As you read this, remember that the melting of the ice caps that anchor the planet's climate is accelerating. Desertification is advancing, part of a warming action that threatens the next generation with grave shortages of water and arable land. Those conditions, not just economic problems and transportation issues, go to make up the context in which the business of bailing out the auto industry has to be discussed.

Now consider that an issue still undecided among the myriad annoying questions attending that bailout has been whether the government, as a condition of giving the motormeisters billions in taxpayer money, should require them to abandon their suits against California, Vermont and Rhode Island for setting emissions standards that are stricter than federal standards (Massachusetts and 10 other states have also set emission standards similar to California's).

Should these companies be allowed to use taxpayer money to continue to fight states that want them to curb tailpipe emissions?
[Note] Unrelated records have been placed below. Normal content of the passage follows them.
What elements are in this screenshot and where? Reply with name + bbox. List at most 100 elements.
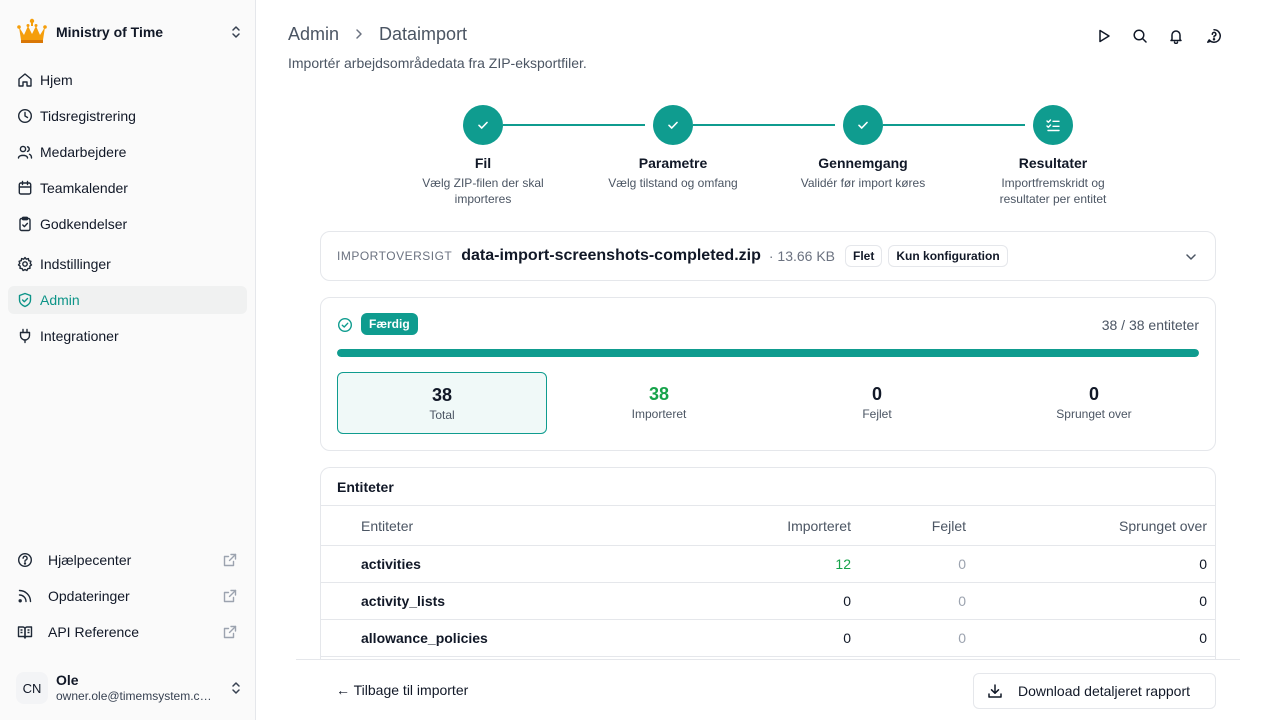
sidebar-item-admin[interactable]: Admin <box>8 286 247 314</box>
stat-imported[interactable]: 38 Importeret <box>554 372 764 434</box>
sidebar-item-label: Integrationer <box>40 328 119 344</box>
table-row[interactable]: activity_lists 0 0 0 <box>321 583 1215 620</box>
chevron-right-icon <box>352 27 366 41</box>
column-header-imported[interactable]: Importeret <box>787 518 851 534</box>
download-icon <box>987 683 1003 699</box>
cell-imported: 0 <box>843 630 851 646</box>
step-resultater-list-check-icon[interactable] <box>1033 105 1073 145</box>
book-icon <box>17 624 33 640</box>
user-name: Ole <box>56 672 79 688</box>
column-header-failed[interactable]: Fejlet <box>932 518 966 534</box>
help-circle-icon <box>17 552 33 568</box>
search-icon[interactable] <box>1131 27 1149 45</box>
file-size: · 13.66 KB <box>768 248 836 264</box>
stat-failed[interactable]: 0 Fejlet <box>772 372 982 434</box>
back-to-imports-button[interactable]: ← Tilbage til importer <box>336 682 468 698</box>
step-title: Gennemgang <box>818 155 908 171</box>
page-subtitle: Importér arbejdsområdedata fra ZIP-ekspo… <box>288 55 587 71</box>
table-header: Entiteter Importeret Fejlet Sprunget ove… <box>321 505 1215 546</box>
breadcrumb: Admin Dataimport <box>288 23 467 45</box>
chevrons-up-down-icon <box>228 680 244 696</box>
step-connector <box>883 124 1025 126</box>
stat-skipped[interactable]: 0 Sprunget over <box>989 372 1199 434</box>
sidebar-item-label: Hjem <box>40 72 73 88</box>
updates-link[interactable]: Opdateringer <box>8 582 247 610</box>
sidebar-item-label: Indstillinger <box>40 256 111 272</box>
stat-value: 38 <box>431 385 453 405</box>
sidebar-item-hjem[interactable]: Hjem <box>8 66 247 94</box>
step-description: Validér før import køres <box>800 176 926 190</box>
step-gennemgang-check-icon[interactable] <box>843 105 883 145</box>
home-icon <box>17 72 33 88</box>
gear-icon <box>17 256 33 272</box>
avatar: CN <box>16 672 48 704</box>
help-chat-icon[interactable] <box>1205 27 1223 45</box>
api-reference-link[interactable]: API Reference <box>8 618 247 646</box>
cell-failed: 0 <box>958 556 966 572</box>
sidebar-item-integrationer[interactable]: Integrationer <box>8 322 247 350</box>
step-connector <box>693 124 835 126</box>
users-icon <box>17 144 33 160</box>
sidebar-item-indstillinger[interactable]: Indstillinger <box>8 250 247 278</box>
footer-item-label: Hjælpecenter <box>48 552 132 568</box>
user-menu[interactable]: CN Ole owner.ole@timemsystem.com <box>16 668 244 708</box>
sidebar-item-medarbejdere[interactable]: Medarbejdere <box>8 138 247 166</box>
cell-imported: 12 <box>835 556 851 572</box>
import-overview-card[interactable]: IMPORTOVERSIGT data-import-screenshots-c… <box>320 231 1216 281</box>
stat-value: 0 <box>1088 384 1099 404</box>
check-circle-icon <box>337 317 353 333</box>
sidebar-item-label: Godkendelser <box>40 216 128 232</box>
cell-failed: 0 <box>958 593 966 609</box>
chevron-down-icon[interactable] <box>1183 249 1199 265</box>
cell-entity: activities <box>361 556 421 572</box>
crown-logo-icon <box>16 16 48 48</box>
org-switcher[interactable]: Ministry of Time <box>16 16 244 48</box>
play-icon[interactable] <box>1095 27 1113 45</box>
step-description: Importfremskridt og resultater per entit… <box>999 176 1107 206</box>
table-row[interactable]: activities 12 0 0 <box>321 546 1215 583</box>
sidebar: Ministry of Time Hjem Tidsregistrering M… <box>0 0 256 720</box>
sidebar-item-teamkalender[interactable]: Teamkalender <box>8 174 247 202</box>
user-email: owner.ole@timemsystem.com <box>56 689 216 703</box>
stat-value: 0 <box>871 384 882 404</box>
column-header-entity[interactable]: Entiteter <box>361 518 413 534</box>
step-description: Vælg tilstand og omfang <box>608 176 738 190</box>
step-title: Parametre <box>638 155 708 171</box>
cell-skipped: 0 <box>1199 593 1207 609</box>
breadcrumb-admin[interactable]: Admin <box>288 24 339 45</box>
external-link-icon <box>222 588 238 604</box>
stat-total[interactable]: 38 Total <box>337 372 547 434</box>
entities-card: Entiteter Entiteter Importeret Fejlet Sp… <box>320 467 1216 687</box>
step-connector <box>503 124 645 126</box>
sidebar-item-label: Medarbejdere <box>40 144 127 160</box>
cell-failed: 0 <box>958 630 966 646</box>
progress-fill <box>337 349 1199 357</box>
org-name: Ministry of Time <box>56 24 164 40</box>
download-label: Download detaljeret rapport <box>1018 683 1190 699</box>
download-report-button[interactable]: Download detaljeret rapport <box>973 673 1216 709</box>
overview-label: IMPORTOVERSIGT <box>337 249 453 263</box>
cell-entity: activity_lists <box>361 593 446 609</box>
cell-entity: allowance_policies <box>361 630 488 646</box>
step-fil-check-icon[interactable] <box>463 105 503 145</box>
rss-icon <box>17 588 33 604</box>
mode-chip: Flet <box>845 245 883 267</box>
step-parametre-check-icon[interactable] <box>653 105 693 145</box>
sidebar-item-label: Admin <box>40 292 80 308</box>
bell-icon[interactable] <box>1167 27 1185 45</box>
footer-item-label: API Reference <box>48 624 140 640</box>
step-description: Vælg ZIP-filen der skal importeres <box>422 176 544 206</box>
sidebar-item-label: Tidsregistrering <box>40 108 136 124</box>
file-name: data-import-screenshots-completed.zip <box>461 247 761 264</box>
cell-imported: 0 <box>843 593 851 609</box>
sidebar-item-godkendelser[interactable]: Godkendelser <box>8 210 247 238</box>
cell-skipped: 0 <box>1199 556 1207 572</box>
stat-label: Total <box>429 408 455 422</box>
sidebar-item-tidsregistrering[interactable]: Tidsregistrering <box>8 102 247 130</box>
help-center-link[interactable]: Hjælpecenter <box>8 546 247 574</box>
column-header-skipped[interactable]: Sprunget over <box>1119 518 1207 534</box>
chevrons-up-down-icon <box>228 24 244 40</box>
sidebar-item-label: Teamkalender <box>40 180 128 196</box>
external-link-icon <box>222 624 238 640</box>
table-row[interactable]: allowance_policies 0 0 0 <box>321 620 1215 657</box>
To fight them for the right to go on polluting?

Is this question a question at all? For whom is it a question? When these captains of industry have proved over and over again by their failures to stay viable that their gas-slurping products don't sell, why should the taxpayers pay the expenses they've racked up not just for one day in court, but by going round after round? They've lost their suits in California, Vermont and Rhode Island, but they haven't seen the light; they're appealing.

Swirling around all the bailout questions—bailouts for banks and financial services, bailouts for the Big Three—are false as well as genuine complexities. What the economy needs going forward is sense and sustainability. The ice caps are melting. Should taxpayers who can barely hang onto their own homes pay for lawyer time for Detroit to fight states that want to curb greenhouse gas emissions? The ice caps are melting. Any entity that gets federal money has to meet federally imposed conditions. What sense is there in bailing out Detroit if Detroit doesn't retool for clean transportation? The ice caps are melting.